The simple point is that humans can only be free where the state is restrained. 'Human Rights' being an attempt to codify a secular morality on the basis of competing group rights, actually strengthens the state by making the courts the umpires in this competition. It also gives the courts the power to legislate, because its showy vagueness allows them to 'interpret' various phrases to their own satisfaction. Now, it is true that the US Supreme Court has managed to do this with bits of the Bill of Rights, notably the phrase 'cruel and unusual' (itself taken from the 1689 English Bill). But this is obviously intellectually shabby, as no serious person could imagine that the men who drafted this thought that the death penalty was cruel or unusual, or intended that meaning to be conveyed. But it is so much easier to do with the various universal declarations, European Conventions, Canadian Charters and now the European Charter of Fundamental Rights.
This last is full of horrible weasel phrases whose effect is often quite different in practice from its apparent meaning. Nobody may be deprived of his possessions ‘except in the public interest’ (Article 17) which is as tough as wet tissue-paper. The rights of freedom of expression and to privacy ('private life') inevitably conflict. The right to marry and found a family conflict with non-discrimination on the grounds of sexual orientation, which alter the meaning and status of the word 'marry'. The promises of religious 'diversity' make all faiths equal, thus diminishing the role of the one faith which has actually defined Europe and shaped its distinctive civilisation - Christianity. The rights of children are in effect the rights of states and their agencies to intervene in supposedly free families. Articles 47 and 48 on 'Justice' are airy, open to subjective interpretation (and without any means of enforcement). What is a 'reasonable' time? Who judges the impartiality of a tribunal?
We should be prouder of, and better-informed about, the keystones of the astonishing and unusual liberty which we enjoy in these islands and which also exists in the rest of the Anglosphere (though nowhere else). Many other countries may appear on the surface to be as free and open as we are. Switzerland alone has a comparably powerful (yet utterly different) set of mechanisms for keeping the state at bay. Examined closely, most of the world's post-1945 democracies aren't that free. And we are becoming more like them.

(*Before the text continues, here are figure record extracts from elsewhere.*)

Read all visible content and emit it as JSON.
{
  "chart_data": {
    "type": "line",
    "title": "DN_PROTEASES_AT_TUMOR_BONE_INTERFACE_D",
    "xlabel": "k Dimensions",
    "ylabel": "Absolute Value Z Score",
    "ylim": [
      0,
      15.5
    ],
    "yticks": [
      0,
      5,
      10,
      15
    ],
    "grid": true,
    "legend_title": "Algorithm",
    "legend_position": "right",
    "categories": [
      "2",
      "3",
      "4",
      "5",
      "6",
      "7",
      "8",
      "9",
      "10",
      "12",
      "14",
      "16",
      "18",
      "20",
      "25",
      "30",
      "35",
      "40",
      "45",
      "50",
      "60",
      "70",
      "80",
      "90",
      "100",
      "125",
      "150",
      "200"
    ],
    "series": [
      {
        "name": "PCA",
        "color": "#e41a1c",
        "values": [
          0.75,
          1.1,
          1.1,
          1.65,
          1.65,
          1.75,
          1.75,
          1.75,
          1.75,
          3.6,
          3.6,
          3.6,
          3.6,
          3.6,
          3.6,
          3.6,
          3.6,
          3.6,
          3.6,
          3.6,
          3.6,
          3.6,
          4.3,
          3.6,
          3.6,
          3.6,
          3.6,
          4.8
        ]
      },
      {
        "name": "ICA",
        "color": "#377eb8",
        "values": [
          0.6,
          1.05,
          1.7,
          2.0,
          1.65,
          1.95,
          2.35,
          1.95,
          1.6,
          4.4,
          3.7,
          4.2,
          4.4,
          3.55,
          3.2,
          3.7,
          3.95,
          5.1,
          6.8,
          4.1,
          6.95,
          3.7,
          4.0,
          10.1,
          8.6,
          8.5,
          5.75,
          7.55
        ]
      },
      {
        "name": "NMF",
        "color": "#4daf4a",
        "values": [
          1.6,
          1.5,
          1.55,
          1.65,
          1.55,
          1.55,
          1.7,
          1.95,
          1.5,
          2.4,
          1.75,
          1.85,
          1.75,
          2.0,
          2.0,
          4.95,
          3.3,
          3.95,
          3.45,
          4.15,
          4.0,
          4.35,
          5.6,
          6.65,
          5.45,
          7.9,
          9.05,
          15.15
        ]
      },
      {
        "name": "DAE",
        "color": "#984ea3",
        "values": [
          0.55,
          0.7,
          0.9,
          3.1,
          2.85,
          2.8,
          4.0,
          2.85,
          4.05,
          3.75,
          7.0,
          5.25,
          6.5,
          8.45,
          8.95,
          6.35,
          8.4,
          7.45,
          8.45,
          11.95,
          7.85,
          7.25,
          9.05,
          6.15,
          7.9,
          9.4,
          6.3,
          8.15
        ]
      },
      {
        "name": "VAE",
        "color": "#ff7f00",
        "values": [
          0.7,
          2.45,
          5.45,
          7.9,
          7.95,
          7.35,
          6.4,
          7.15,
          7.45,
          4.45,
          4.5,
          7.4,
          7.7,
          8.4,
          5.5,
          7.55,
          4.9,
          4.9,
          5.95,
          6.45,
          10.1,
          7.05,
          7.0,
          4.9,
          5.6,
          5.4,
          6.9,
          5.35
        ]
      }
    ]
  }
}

If Mr Balls, and others, are prepared to reconsider their rather ruthless view of these matters (and of such monstrosities as identity cards) then it is a good thing for all of us. It is beginning to dawn on lots of people that the terror bogey is an excuse for governments to take powers, rather than a real issue seriously addressed by relevant measures. But if we are to continue to educate Mr Balls and his colleagues on such basic matters, we must know our own history better. It would help if Oxford graduates had heard of the Bill of Rights.